Kety Fusco (Tessin / Electric Harp)
@ketyfusco
„Verzupft euch, alte Meister“, legte ihr die „Zeit“ in den Mund: Kety Fuscos Fixpunkt ist die Harfe – dieses wandelnde musikalische Klischee aus Engelsorchestern und furchteinflößenden Heimatparadiesen. Aber Kety Fusco vertreibt Klischees und Furcht: Bei ihr ist die Harfe elektrisch, ein Fortbewegungsmittel durch Soundwelten, sogar tanzbar… Wer live alle Erwartungen und Traditionen zerfallen sehen will, ist bei ihr genau richtig. Diese Kunst hat Kety Fusco ein ausverkauftes Konzert in der Royal Albert Hall eingebracht, eine Zusammenarbeit mit Iggy Pop oder einen Auftritt beim SXSW. Und jetzt einen in München.

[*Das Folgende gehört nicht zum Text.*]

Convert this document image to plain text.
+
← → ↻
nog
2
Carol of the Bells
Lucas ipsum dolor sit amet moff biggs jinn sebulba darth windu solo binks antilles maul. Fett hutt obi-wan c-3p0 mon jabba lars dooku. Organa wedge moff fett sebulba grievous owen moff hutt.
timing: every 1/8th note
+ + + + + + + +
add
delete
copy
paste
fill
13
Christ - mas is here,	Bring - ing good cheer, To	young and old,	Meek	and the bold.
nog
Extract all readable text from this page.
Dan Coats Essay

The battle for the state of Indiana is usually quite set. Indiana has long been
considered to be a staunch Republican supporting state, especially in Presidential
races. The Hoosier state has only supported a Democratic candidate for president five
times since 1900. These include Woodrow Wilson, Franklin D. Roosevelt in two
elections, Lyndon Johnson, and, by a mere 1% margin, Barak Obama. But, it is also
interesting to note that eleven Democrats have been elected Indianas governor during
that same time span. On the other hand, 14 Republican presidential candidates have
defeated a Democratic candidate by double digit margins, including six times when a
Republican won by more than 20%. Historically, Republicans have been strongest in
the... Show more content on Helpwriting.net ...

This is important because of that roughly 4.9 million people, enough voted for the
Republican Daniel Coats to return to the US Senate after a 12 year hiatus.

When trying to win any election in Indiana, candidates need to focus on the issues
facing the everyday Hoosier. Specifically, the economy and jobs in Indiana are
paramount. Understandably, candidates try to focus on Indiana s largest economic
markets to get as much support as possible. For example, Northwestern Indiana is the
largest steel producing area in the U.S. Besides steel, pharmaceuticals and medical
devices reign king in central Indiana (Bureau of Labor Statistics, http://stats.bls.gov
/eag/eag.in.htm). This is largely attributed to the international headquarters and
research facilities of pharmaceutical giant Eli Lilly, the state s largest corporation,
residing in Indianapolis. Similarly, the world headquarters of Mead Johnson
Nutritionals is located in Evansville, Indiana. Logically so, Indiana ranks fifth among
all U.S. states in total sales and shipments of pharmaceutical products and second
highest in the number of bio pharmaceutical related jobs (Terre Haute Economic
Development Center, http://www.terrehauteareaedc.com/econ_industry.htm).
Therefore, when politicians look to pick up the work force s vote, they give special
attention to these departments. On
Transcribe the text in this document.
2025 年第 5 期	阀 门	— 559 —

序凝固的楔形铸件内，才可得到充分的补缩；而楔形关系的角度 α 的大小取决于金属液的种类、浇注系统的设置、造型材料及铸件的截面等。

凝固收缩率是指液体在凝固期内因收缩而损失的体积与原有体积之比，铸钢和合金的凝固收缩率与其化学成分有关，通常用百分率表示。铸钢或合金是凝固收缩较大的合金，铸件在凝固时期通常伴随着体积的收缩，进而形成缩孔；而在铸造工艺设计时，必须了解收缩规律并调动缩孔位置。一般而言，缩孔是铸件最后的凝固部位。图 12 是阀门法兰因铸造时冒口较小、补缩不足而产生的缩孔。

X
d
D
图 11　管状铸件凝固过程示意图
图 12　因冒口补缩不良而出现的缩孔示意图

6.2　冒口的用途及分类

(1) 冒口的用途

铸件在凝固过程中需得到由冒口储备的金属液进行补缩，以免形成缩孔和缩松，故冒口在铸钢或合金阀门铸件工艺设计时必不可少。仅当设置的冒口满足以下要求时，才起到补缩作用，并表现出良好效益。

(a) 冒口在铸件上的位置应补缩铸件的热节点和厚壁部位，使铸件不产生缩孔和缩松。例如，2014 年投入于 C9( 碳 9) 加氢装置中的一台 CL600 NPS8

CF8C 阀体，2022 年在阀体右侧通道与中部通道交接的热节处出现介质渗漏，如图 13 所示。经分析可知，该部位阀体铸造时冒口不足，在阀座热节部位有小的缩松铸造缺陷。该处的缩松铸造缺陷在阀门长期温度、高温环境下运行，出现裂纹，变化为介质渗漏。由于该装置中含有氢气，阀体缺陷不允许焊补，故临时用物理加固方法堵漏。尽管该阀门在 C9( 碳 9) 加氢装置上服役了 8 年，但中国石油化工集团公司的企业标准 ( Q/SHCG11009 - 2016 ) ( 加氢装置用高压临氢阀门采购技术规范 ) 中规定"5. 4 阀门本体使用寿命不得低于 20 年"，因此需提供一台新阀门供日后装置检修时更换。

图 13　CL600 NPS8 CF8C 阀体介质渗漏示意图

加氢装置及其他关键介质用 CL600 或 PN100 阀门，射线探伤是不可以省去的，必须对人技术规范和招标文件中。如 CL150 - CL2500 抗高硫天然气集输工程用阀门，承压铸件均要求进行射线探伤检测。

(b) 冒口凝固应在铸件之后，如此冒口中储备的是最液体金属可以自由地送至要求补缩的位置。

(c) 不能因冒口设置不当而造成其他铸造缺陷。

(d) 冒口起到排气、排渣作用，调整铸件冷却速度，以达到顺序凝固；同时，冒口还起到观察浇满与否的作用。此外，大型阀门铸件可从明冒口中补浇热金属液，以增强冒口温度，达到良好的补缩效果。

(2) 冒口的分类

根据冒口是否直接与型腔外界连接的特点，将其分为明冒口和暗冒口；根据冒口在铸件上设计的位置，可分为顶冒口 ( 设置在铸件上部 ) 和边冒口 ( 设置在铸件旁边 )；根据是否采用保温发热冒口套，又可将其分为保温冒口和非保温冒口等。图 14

Liz Metta (Wien / Modern Psychedelia Dream-Loop)
@lizmettamusic
Forschen und reisen lässt sich ins Innen und Außen. Liz Mettas jüngstes Album heißt „Introspection“ – und reicht doch von „Vienna“ über „Clouds“ „Across The Ocean“ bis in den „Night Sky“. Wie? Mit geloopten Gitarrenteppichen und Melodiesplittern, die in den Ohren prickeln wie Salzkristalle. Ein ziemlich schwereloser Flug. Und ein sehr menschlicher: wo es in Ozean und Stratosphäre kühl werden könnte, hält Liz Mettas Stimme warm; ausdrucksstark, aber nie theatralisch. Für Freunde von Genrebezeichnungen sagen wir: Dreampop, Psychedelic, Indie und sogar Shoegaze.
@nsdoku
Daten und so: zeit x .raum mit Kety Fusco und Liz Metta | 3. Juni 2026 | Einlass 19.30 Uhr | NS-Dokumentationszentrum, Max-Mannheimer-Platz 1 | U2 Königsplatz, Tram 27/28, Bus 100 Karolinenplatz | Eintritt frei! | Getränke von der CafeBar Max im NS-Doku.